MPs have turned the heat on an incinerator plant pitched as the future for the county’s waste, criticising the near  £90 million paid to the PFI project so far - without the facility being built.

Released this morning, the findings of a key parliamentary committee question the basis of  government grant funding for the incinerator and its future in a sector where technology is continually evolving.

The energy from waste incinerator is integral to a joint 25 year waste disposal contract with West Mercia Waste signed by Herefordshire Council and Worcestershire County Council.

An initial capital cost for the project is reported to be more than £160 million, but opponents claim ongoing maintenance will at least double this over the 25 years  while the cost using PFI funding could triple.

In February, Herefordshire Council passed a 2014-15 budget committing the council to paying £40m for the  incinerator at Hartlebury, Worcestershire, over three years.

The budget strategy estimated council borrowing as increasing by £50.8 million over 2014/15, pushing the overall debt up to £218.2 million, including £11 million borrowed over the year for the incinerator.
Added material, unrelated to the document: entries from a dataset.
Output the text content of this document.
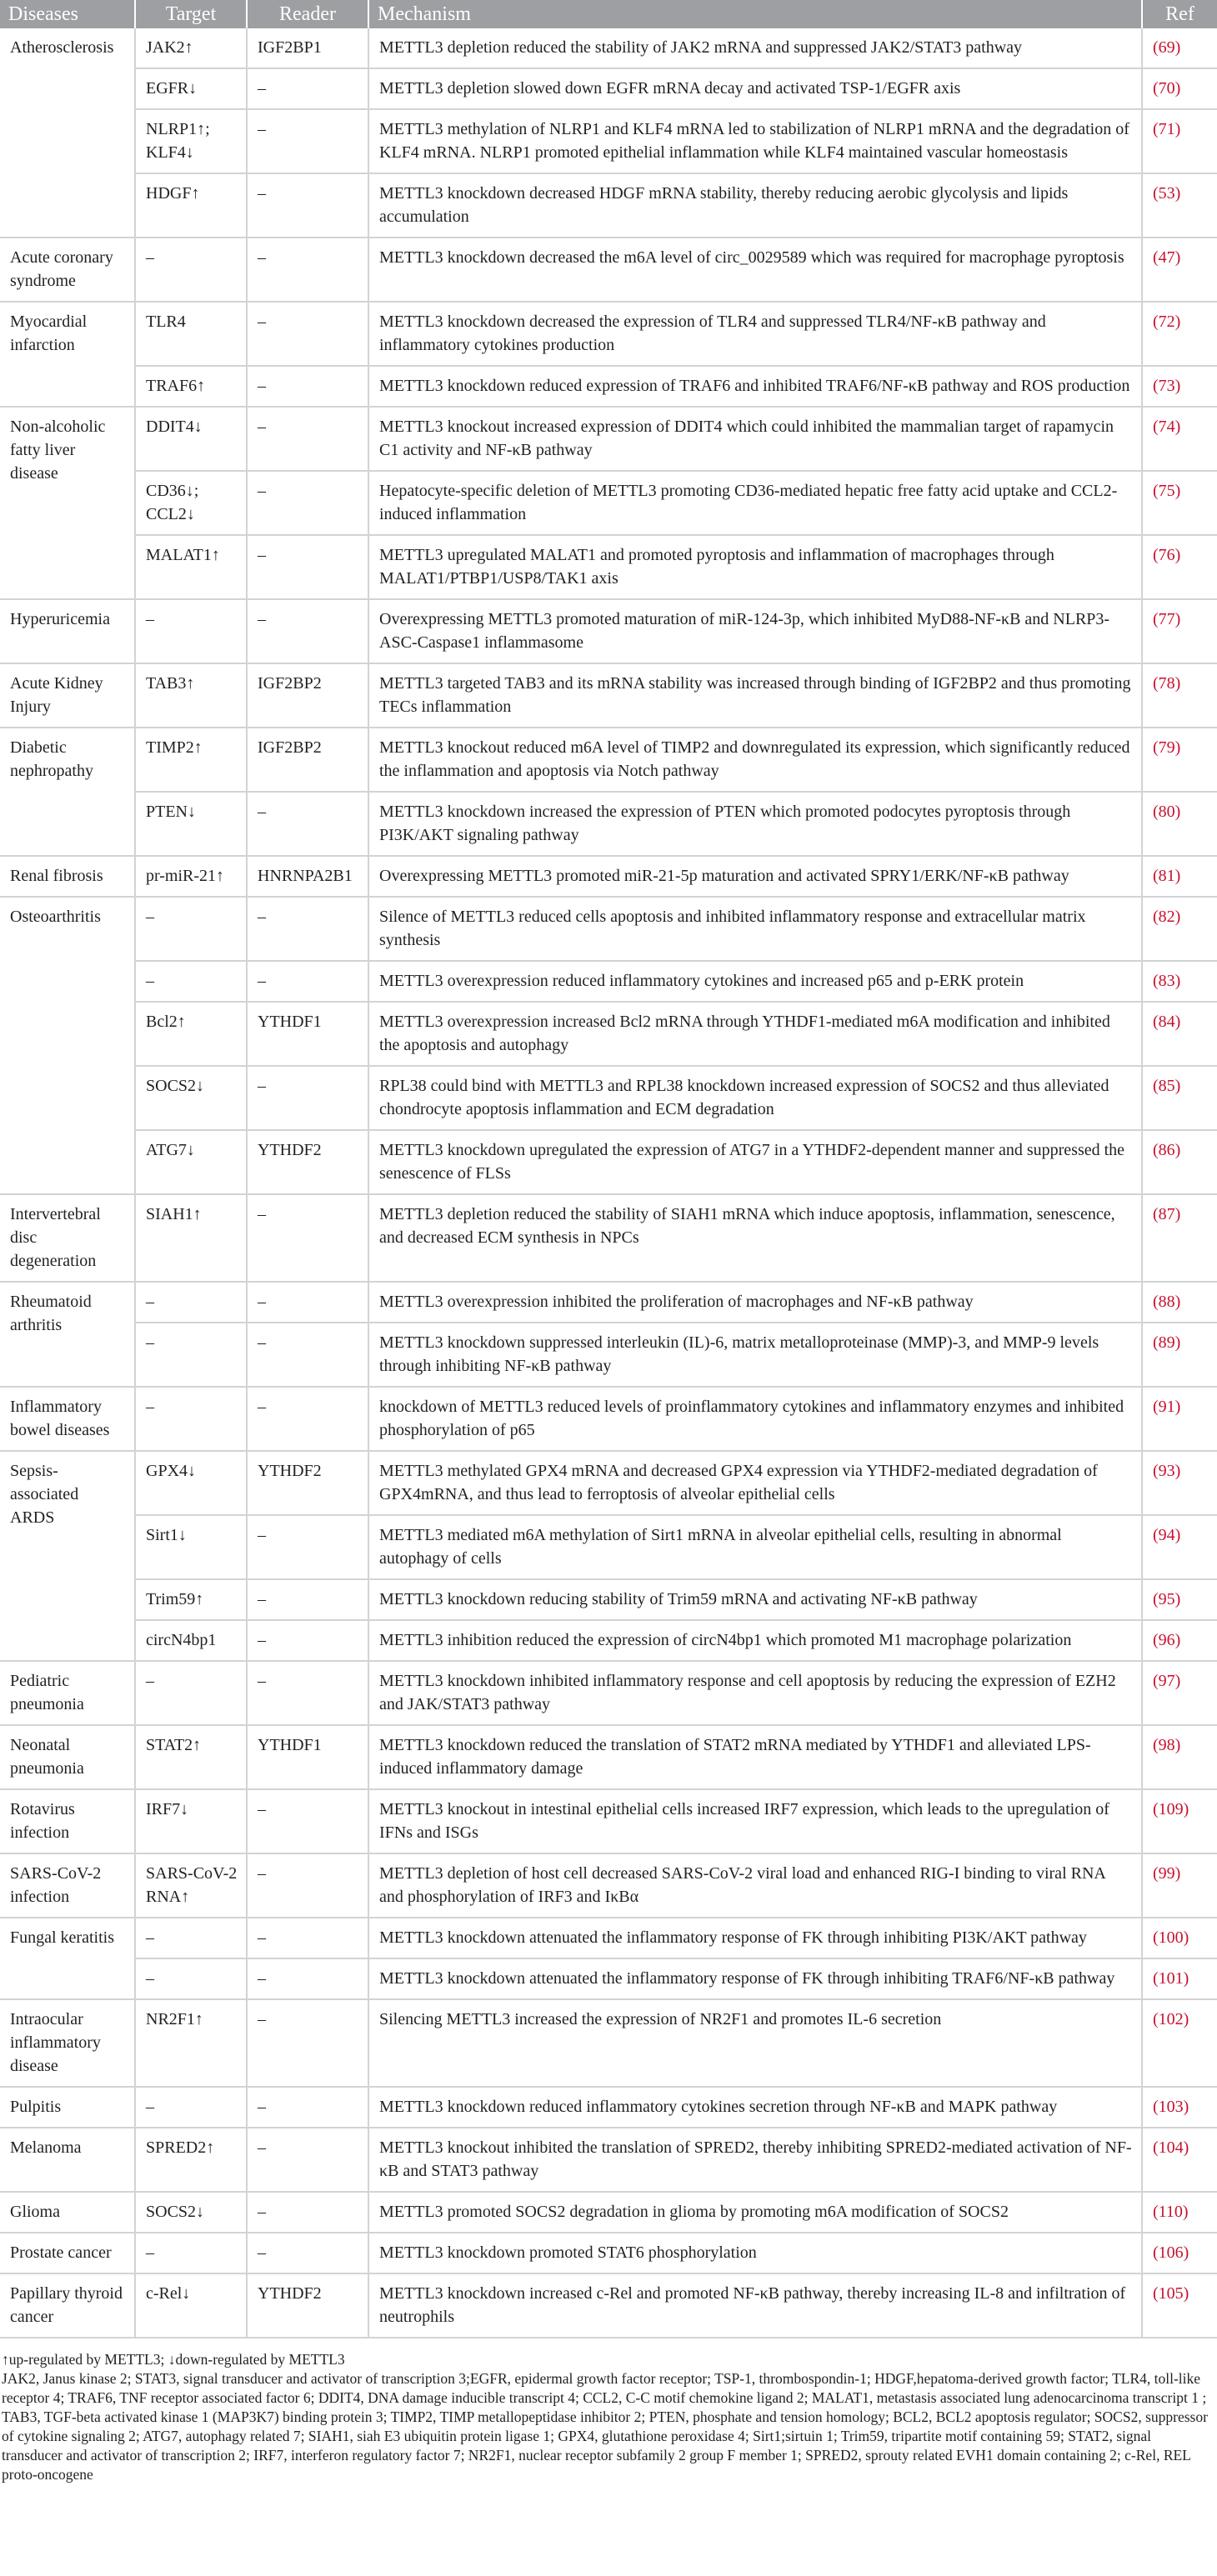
Diseases	Target	Reader	Mechanism	Ref
Atherosclerosis	JAK2↑	IGF2BP1	METTL3 depletion reduced the stability of JAK2 mRNA and suppressed JAK2/STAT3 pathway	(69)
	EGFR↓	–	METTL3 depletion slowed down EGFR mRNA decay and activated TSP-1/EGFR axis	(70)
	NLRP1↑; KLF4↓	–	METTL3 methylation of NLRP1 and KLF4 mRNA led to stabilization of NLRP1 mRNA and the degradation of KLF4 mRNA. NLRP1 promoted epithelial inflammation while KLF4 maintained vascular homeostasis	(71)
	HDGF↑	–	METTL3 knockdown decreased HDGF mRNA stability, thereby reducing aerobic glycolysis and lipids accumulation	(53)
Acute coronary syndrome	–	–	METTL3 knockdown decreased the m6A level of circ_0029589 which was required for macrophage pyroptosis	(47)
Myocardial infarction	TLR4	–	METTL3 knockdown decreased the expression of TLR4 and suppressed TLR4/NF-κB pathway and inflammatory cytokines production	(72)
	TRAF6↑	–	METTL3 knockdown reduced expression of TRAF6 and inhibited TRAF6/NF-κB pathway and ROS production	(73)
Non-alcoholic fatty liver disease	DDIT4↓	–	METTL3 knockout increased expression of DDIT4 which could inhibited the mammalian target of rapamycin C1 activity and NF-κB pathway	(74)
	CD36↓; CCL2↓	–	Hepatocyte-specific deletion of METTL3 promoting CD36-mediated hepatic free fatty acid uptake and CCL2-induced inflammation	(75)
	MALAT1↑	–	METTL3 upregulated MALAT1 and promoted pyroptosis and inflammation of macrophages through MALAT1/PTBP1/USP8/TAK1 axis	(76)
Hyperuricemia	–	–	Overexpressing METTL3 promoted maturation of miR-124-3p, which inhibited MyD88-NF-κB and NLRP3-ASC-Caspase1 inflammasome	(77)
Acute Kidney Injury	TAB3↑	IGF2BP2	METTL3 targeted TAB3 and its mRNA stability was increased through binding of IGF2BP2 and thus promoting TECs inflammation	(78)
Diabetic nephropathy	TIMP2↑	IGF2BP2	METTL3 knockout reduced m6A level of TIMP2 and downregulated its expression, which significantly reduced the inflammation and apoptosis via Notch pathway	(79)
	PTEN↓	–	METTL3 knockdown increased the expression of PTEN which promoted podocytes pyroptosis through PI3K/AKT signaling pathway	(80)
Renal fibrosis	pr-miR-21↑	HNRNPA2B1	Overexpressing METTL3 promoted miR-21-5p maturation and activated SPRY1/ERK/NF-κB pathway	(81)
Osteoarthritis	–	–	Silence of METTL3 reduced cells apoptosis and inhibited inflammatory response and extracellular matrix synthesis	(82)
	–	–	METTL3 overexpression reduced inflammatory cytokines and increased p65 and p-ERK protein	(83)
	Bcl2↑	YTHDF1	METTL3 overexpression increased Bcl2 mRNA through YTHDF1-mediated m6A modification and inhibited the apoptosis and autophagy	(84)
	SOCS2↓	–	RPL38 could bind with METTL3 and RPL38 knockdown increased expression of SOCS2 and thus alleviated chondrocyte apoptosis inflammation and ECM degradation	(85)
	ATG7↓	YTHDF2	METTL3 knockdown upregulated the expression of ATG7 in a YTHDF2-dependent manner and suppressed the senescence of FLSs	(86)
Intervertebral disc degeneration	SIAH1↑	–	METTL3 depletion reduced the stability of SIAH1 mRNA which induce apoptosis, inflammation, senescence, and decreased ECM synthesis in NPCs	(87)
Rheumatoid arthritis	–	–	METTL3 overexpression inhibited the proliferation of macrophages and NF-κB pathway	(88)
	–	–	METTL3 knockdown suppressed interleukin (IL)-6, matrix metalloproteinase (MMP)-3, and MMP-9 levels through inhibiting NF-κB pathway	(89)
Inflammatory bowel diseases	–	–	knockdown of METTL3 reduced levels of proinflammatory cytokines and inflammatory enzymes and inhibited phosphorylation of p65	(91)
Sepsis-associated ARDS	GPX4↓	YTHDF2	METTL3 methylated GPX4 mRNA and decreased GPX4 expression via YTHDF2-mediated degradation of GPX4mRNA, and thus lead to ferroptosis of alveolar epithelial cells	(93)
	Sirt1↓	–	METTL3 mediated m6A methylation of Sirt1 mRNA in alveolar epithelial cells, resulting in abnormal autophagy of cells	(94)
	Trim59↑	–	METTL3 knockdown reducing stability of Trim59 mRNA and activating NF-κB pathway	(95)
	circN4bp1	–	METTL3 inhibition reduced the expression of circN4bp1 which promoted M1 macrophage polarization	(96)
Pediatric pneumonia	–	–	METTL3 knockdown inhibited inflammatory response and cell apoptosis by reducing the expression of EZH2 and JAK/STAT3 pathway	(97)
Neonatal pneumonia	STAT2↑	YTHDF1	METTL3 knockdown reduced the translation of STAT2 mRNA mediated by YTHDF1 and alleviated LPS-induced inflammatory damage	(98)
Rotavirus infection	IRF7↓	–	METTL3 knockout in intestinal epithelial cells increased IRF7 expression, which leads to the upregulation of IFNs and ISGs	(109)
SARS-CoV-2 infection	SARS-CoV-2 RNA↑	–	METTL3 depletion of host cell decreased SARS-CoV-2 viral load and enhanced RIG-I binding to viral RNA and phosphorylation of IRF3 and IκBα	(99)
Fungal keratitis	–	–	METTL3 knockdown attenuated the inflammatory response of FK through inhibiting PI3K/AKT pathway	(100)
	–	–	METTL3 knockdown attenuated the inflammatory response of FK through inhibiting TRAF6/NF-κB pathway	(101)
Intraocular inflammatory disease	NR2F1↑	–	Silencing METTL3 increased the expression of NR2F1 and promotes IL-6 secretion	(102)
Pulpitis	–	–	METTL3 knockdown reduced inflammatory cytokines secretion through NF-κB and MAPK pathway	(103)
Melanoma	SPRED2↑	–	METTL3 knockout inhibited the translation of SPRED2, thereby inhibiting SPRED2-mediated activation of NF- κB and STAT3 pathway	(104)
Glioma	SOCS2↓	–	METTL3 promoted SOCS2 degradation in glioma by promoting m6A modification of SOCS2	(110)
Prostate cancer	–	–	METTL3 knockdown promoted STAT6 phosphorylation	(106)
Papillary thyroid cancer	c-Rel↓	YTHDF2	METTL3 knockdown increased c-Rel and promoted NF-κB pathway, thereby increasing IL-8 and infiltration of neutrophils	(105)

↑up-regulated by METTL3; ↓down-regulated by METTL3

JAK2, Janus kinase 2; STAT3, signal transducer and activator of transcription 3;EGFR, epidermal growth factor receptor; TSP-1, thrombospondin-1; HDGF,hepatoma-derived growth factor; TLR4, toll-like receptor 4; TRAF6, TNF receptor associated factor 6; DDIT4, DNA damage inducible transcript 4; CCL2, C-C motif chemokine ligand 2; MALAT1, metastasis associated lung adenocarcinoma transcript 1 ; TAB3, TGF-beta activated kinase 1 (MAP3K7) binding protein 3; TIMP2, TIMP metallopeptidase inhibitor 2; PTEN, phosphate and tension homology; BCL2, BCL2 apoptosis regulator; SOCS2, suppressor of cytokine signaling 2; ATG7, autophagy related 7; SIAH1, siah E3 ubiquitin protein ligase 1; GPX4, glutathione peroxidase 4; Sirt1;sirtuin 1; Trim59, tripartite motif containing 59; STAT2, signal transducer and activator of transcription 2; IRF7, interferon regulatory factor 7; NR2F1, nuclear receptor subfamily 2 group F member 1; SPRED2, sprouty related EVH1 domain containing 2; c-Rel, REL proto-oncogene
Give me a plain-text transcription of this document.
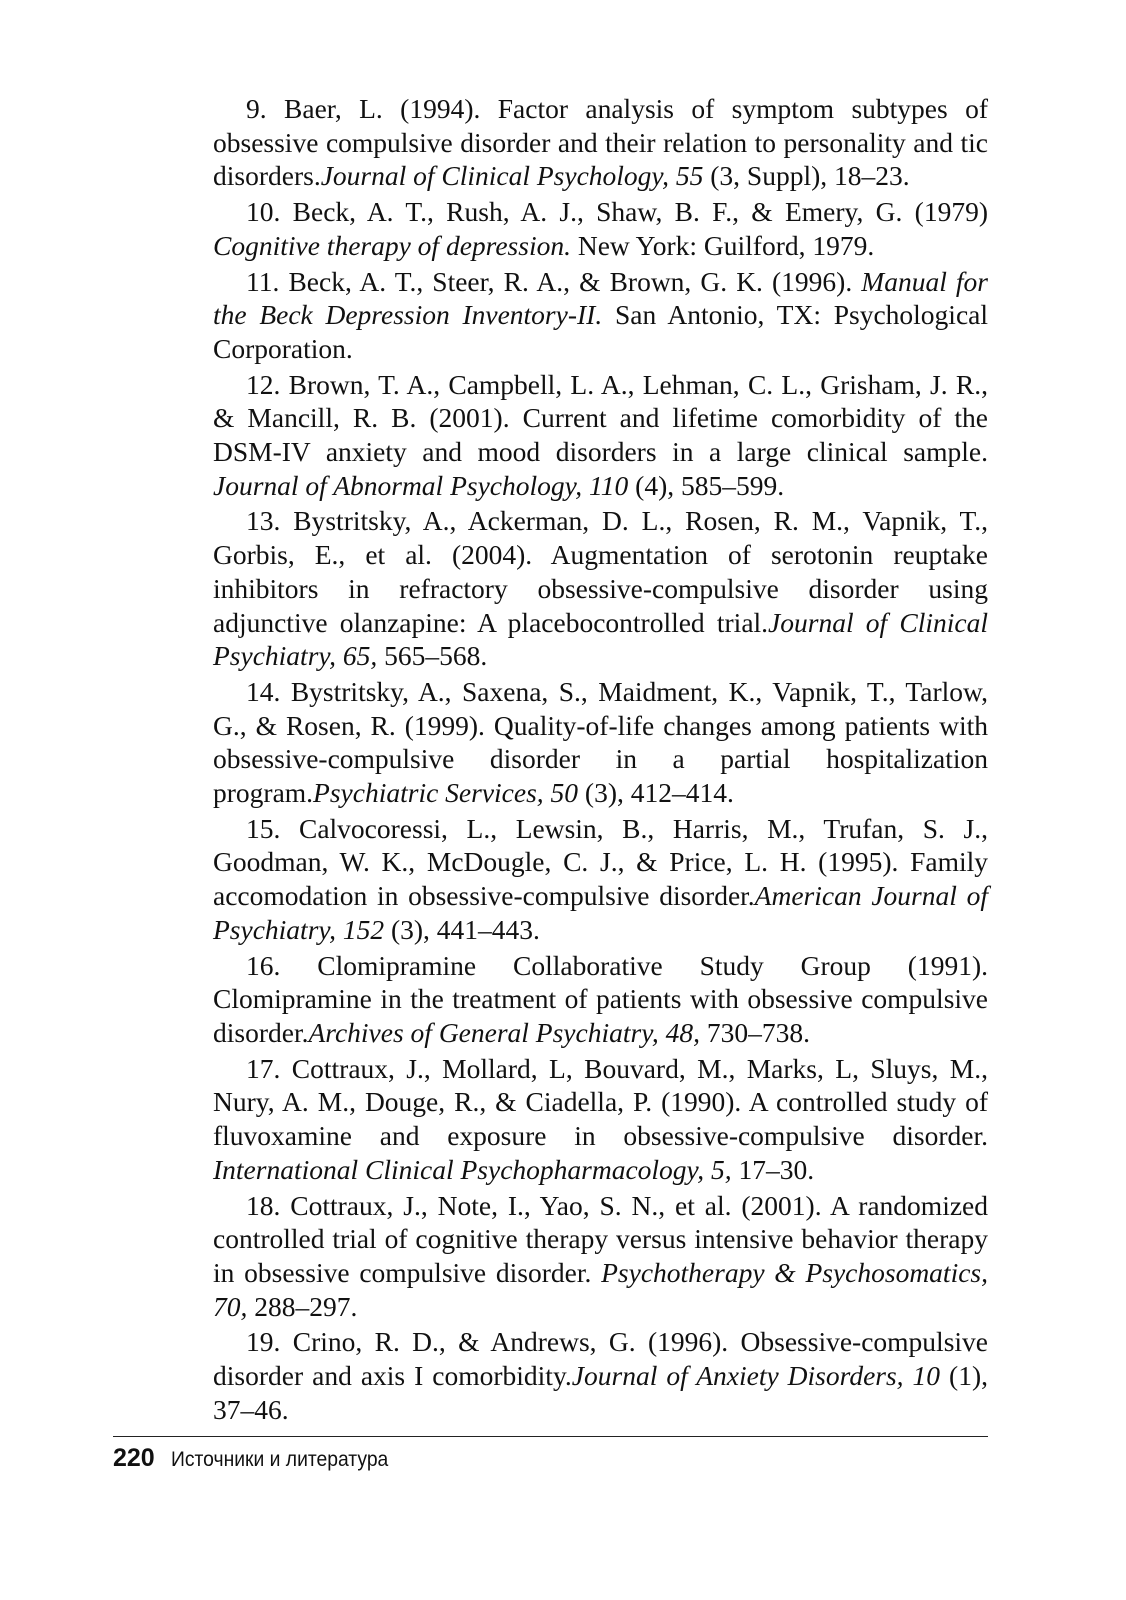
9. Baer, L. (1994). Factor analysis of symptom subtypes of obsessive compulsive disorder and their relation to personality and tic disorders.Journal of Clinical Psychology, 55 (3, Suppl), 18–23.

10. Beck, A. T., Rush, A. J., Shaw, B. F., & Emery, G. (1979) Cognitive therapy of depression. New York: Guilford, 1979.

11. Beck, A. T., Steer, R. A., & Brown, G. K. (1996). Manual for the Beck Depression Inventory-II. San Antonio, TX: Psychological Corporation.

12. Brown, T. A., Campbell, L. A., Lehman, C. L., Grisham, J. R., & Mancill, R. B. (2001). Current and lifetime comorbidity of the DSM-IV anxiety and mood disorders in a large clinical sample. Journal of Abnormal Psychology, 110 (4), 585–599.

13. Bystritsky, A., Ackerman, D. L., Rosen, R. M., Vapnik, T., Gorbis, E., et al. (2004). Augmentation of serotonin reuptake inhibitors in refractory obsessive-compulsive disorder using adjunctive olanzapine: A placebocontrolled trial.Journal of Clinical Psychiatry, 65, 565–568.

14. Bystritsky, A., Saxena, S., Maidment, K., Vapnik, T., Tarlow, G., & Rosen, R. (1999). Quality-of-life changes among patients with obsessive-compulsive disorder in a partial hospitalization program.Psychiatric Services, 50 (3), 412–414.

15. Calvocoressi, L., Lewsin, B., Harris, M., Trufan, S. J., Goodman, W. K., McDougle, C. J., & Price, L. H. (1995). Family accomodation in obsessive-compulsive disorder.American Journal of Psychiatry, 152 (3), 441–443.

16. Clomipramine Collaborative Study Group (1991). Clomipramine in the treatment of patients with obsessive compulsive disorder.Archives of General Psychiatry, 48, 730–738.

17. Cottraux, J., Mollard, L, Bouvard, M., Marks, L, Sluys, M., Nury, A. M., Douge, R., & Ciadella, P. (1990). A controlled study of fluvoxamine and exposure in obsessive-compulsive disorder. International Clinical Psychopharmacology, 5, 17–30.

18. Cottraux, J., Note, I., Yao, S. N., et al. (2001). A randomized controlled trial of cognitive therapy versus intensive behavior therapy in obsessive compulsive disorder. Psychotherapy & Psychosomatics, 70, 288–297.

19. Crino, R. D., & Andrews, G. (1996). Obsessive-compulsive disorder and axis I comorbidity.Journal of Anxiety Disorders, 10 (1), 37–46.

220 Источники и литература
Ahead of the vote, the incinerator, one of the biggest funding commitments the council has made,  was heavily criticised as wasteful itself in terms of cost and based on technology already close to outdated.

This morning (Wed)  the House of Commons committee of public accounts released the findings of its investigation into three PFI waste processing contracts – including that signed by Herefordshire Council and Worcestershire County Council.

Those findings support criticisms made of Herefordshire Council over the Hartlebury incinerator.

The committee found PFI contracts of  25-30 years are “inappropriate” for the waste sector where technology is continually evolving with the amount of waste in  hard to predict.

Funding agreements for early PFI waste deals were “poorly drafted”  by the then Department for Environment, Transport and the Regions (DETR)  and “too lax” in requiring payments for key assets that had not been built.

As such, the committee found that the funding agreement signed with Herefordshire and Worcestershire councils highlighted the “shortcomings” of early PFI projects, with payments to the council aligned with payment made by the councils to the contractor.

Grant payments started as soon as the councils started to pay the contractor, with the government, through either the DETR or its successor the Department for Environment, Food and Rural Affairs (DEFRA),  legally committed to making grant payments ever since.

In December 1998, the DETR signed a funding agreement with Herefordshire Council and Worcestershire County Council for £143 million and the payment of related grants started shortly after.

The terms of the original funding agreements did not allow central government to stop payment or alter the payment terms in the event that key capital assets were not delivered.

Since its creation in 2001, DEFRA  has had responsibility for overseeing these grants and did not review the agreements until 2011.

Terms with Herefordshire and Worcestershire councils were not successfully renegotiated until 2013, resulting in a £30 million cut in total funding.

The process of renegotiation was time-consuming. In the case, of the Herefordshire and Worcestershire DEFRA confirmed to the committee that it took them six months to approve the new funding approach the councils were proposing.

With contractor apparently unwilling to fund the incinerator, the councils were left considering using the rate income generated from the populations of both counties to cover the cost of the contract.

At the end of the 2013-14 financial year, both councils had received nearly £90 million for an incinerator plant that had still to be built.

Committee chair Margaret Hodge MP said it was “appalling” that “lax, poorly drafted” PFI funding agreements for waste processing plants  had led to hundreds of millions of pounds worth of grants being paid to councils to three councils without the main assets being built.

Herefordshire Council is expected to respond to the report’s findings later today.